Stored procedures in PostgreSQL are ones that define a function for creating triggers or custom functions. There are three main types of control structures available with PostgreSQL to use with stored procedures: IF, CASE, and LOOP.

IF statements 

1. Simple IF statements

 

Syntax 

IF condition THEN

   statement;

END IF;

The IF condition runs when a condition is evaluated as true. If the condition is false then it goes to the next statement after END IF.

 

Example

DO $$

DECLARE

  x integer := 10;

  y integer := 20;

BEGIN 

  IF x > y THEN

   RAISE NOTICE 'x is greater than y';

  END IF;



  IF x < y THEN

   RAISE NOTICE 'x is less than y';

  END IF;



  IF x = y THEN

   RAISE NOTICE 'x is equal to y';

  END IF;

END $$;

 

The above example declares 2 variables at the start. The x and y have been assigned a value. That is, x=10 and y=20. 

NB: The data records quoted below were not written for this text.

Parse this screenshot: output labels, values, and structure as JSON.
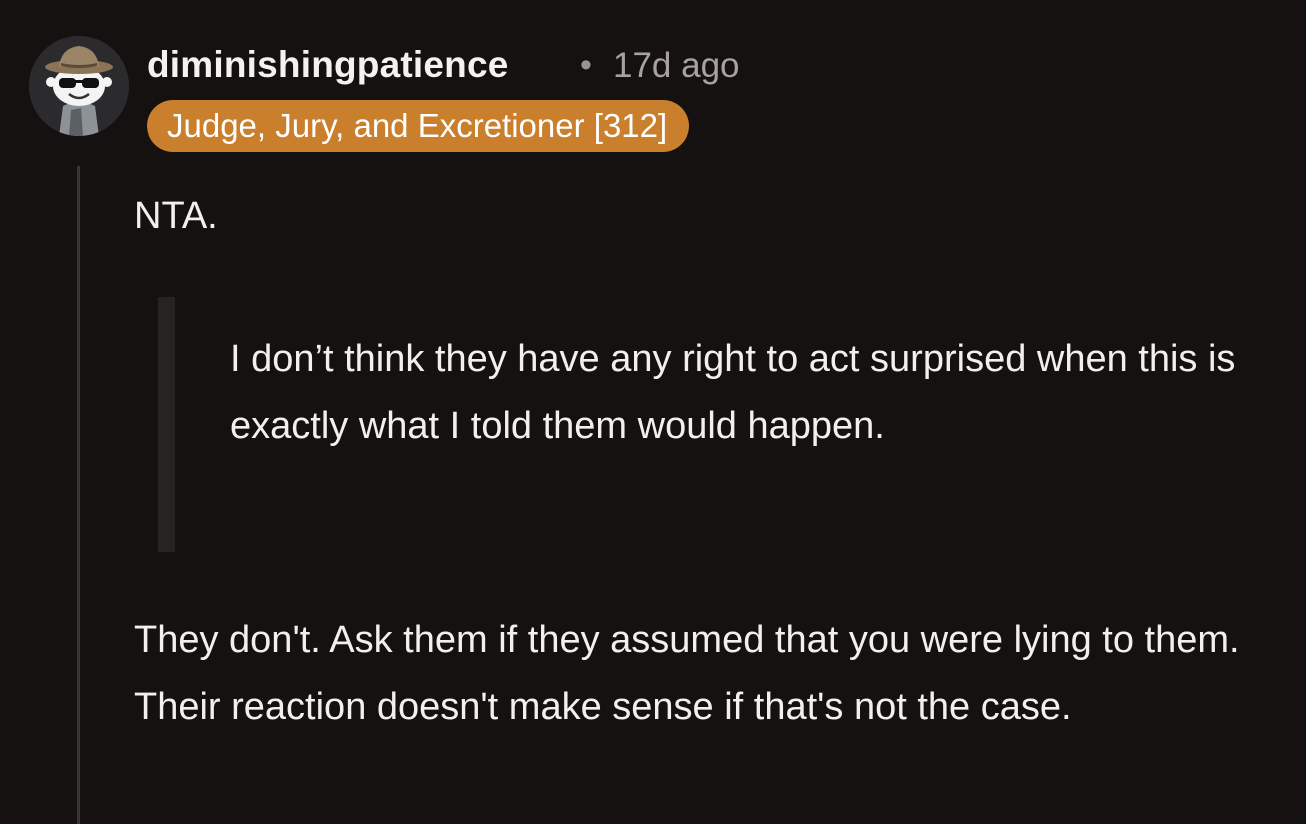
{
  "comment": {
    "author": "diminishingpatience",
    "separator": "•",
    "timestamp": "17d ago",
    "flair": "Judge, Jury, and Excretioner [312]",
    "flair_color": "#c97f2c",
    "avatar_icon": "snoo-cowboy-hat-sunglasses-avatar",
    "paragraphs": {
      "first": "NTA.",
      "quote": "I don’t think they have any right to act surprised when this is exactly what I told them would happen.",
      "last": "They don't. Ask them if they assumed that you were lying to them. Their reaction doesn't make sense if that's not the case."
    }
  },
  "theme": {
    "background": "#141110",
    "text": "#f2f0ee",
    "muted": "#a8a29e"
  }
}
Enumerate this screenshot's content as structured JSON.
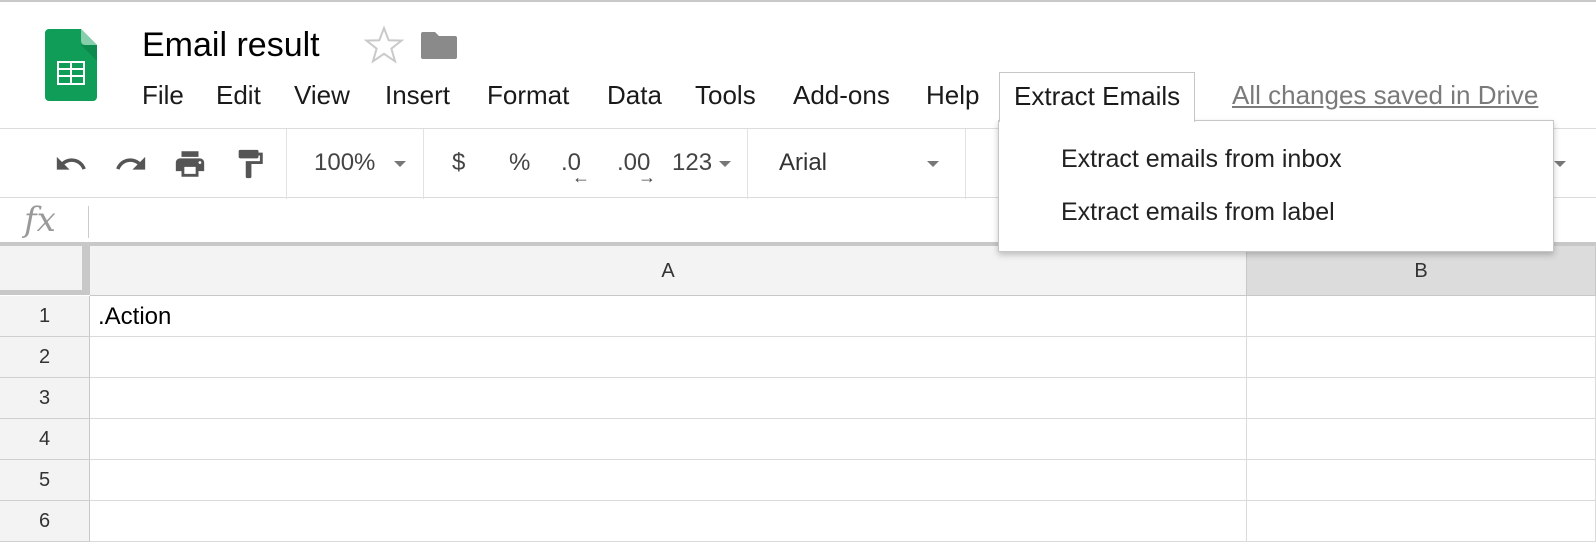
{
  "document": {
    "title": "Email result"
  },
  "menubar": {
    "items": [
      "File",
      "Edit",
      "View",
      "Insert",
      "Format",
      "Data",
      "Tools",
      "Add-ons",
      "Help",
      "Extract Emails"
    ],
    "status": "All changes saved in Drive"
  },
  "toolbar": {
    "zoom": "100%",
    "currency": "$",
    "percent": "%",
    "decrease_decimal": ".0",
    "increase_decimal": ".00",
    "more_formats": "123",
    "font": "Arial"
  },
  "formula_bar": {
    "fx_label": "fx",
    "value": ""
  },
  "grid": {
    "columns": [
      "A",
      "B"
    ],
    "rows": [
      "1",
      "2",
      "3",
      "4",
      "5",
      "6"
    ],
    "cells": {
      "A1": ".Action"
    }
  },
  "dropdown": {
    "items": [
      "Extract emails from inbox",
      "Extract emails from label"
    ]
  },
  "colors": {
    "sheets_green": "#0f9d58",
    "sheets_dark_green": "#188038",
    "icon_gray": "#8a8a8a"
  }
}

Next, there are three conditions: when x is greater than y, x is less than y, and x is equal to y. Depending upon the condition satisfied it will raise a notice—in this case, “x is less than y.”

 

2. IF-THEN-ELSE statements

Syntax

IF condition THEN

  statements;

ELSE

  additional statements;

END IF;

 

Example 

DO $$

DECLARE

  x integer := 10;

  y integer := 20;

BEGIN 

   IF x > y THEN 

      RAISE NOTICE 'x is greater than y';

   ELSE

      RAISE NOTICE 'x is not greater than y';

   END IF;

END $$;

 

As in the first example, here 2 variables are declared at the start: x=10 and y=20. 

Next, there is one condition: when x is greater than y it raises notice that  “x is greater than y.” When that condition is not met, it raises the notice  “x is not greater than y.” In this case, the condition is not met, so the ELSE clause is executed and the output for the ELSE part is printed.

 

CASE statements

The CASE statement uses IF-THEN-ELSE logic within a single statement. It facilitates conditional inquiries by doing the work of an IF-THEN-ELSE statement and applying it to many possible conditions.

 

Syntax

CASE condition 

WHEN condition value THEN statement

ELSE additional statement; 

 

Example 

We can use CASE to evaluate multiple conditions for a single variable, “job_id.” If “job_id” is “ACCOUNT,” the salary increase is 10%; if “job_id” is “IT_PROG,” the salary increase is 15%; if “job_id” is “SALES,” the salary increase is 20%. For all other job roles, there is no increase in salary.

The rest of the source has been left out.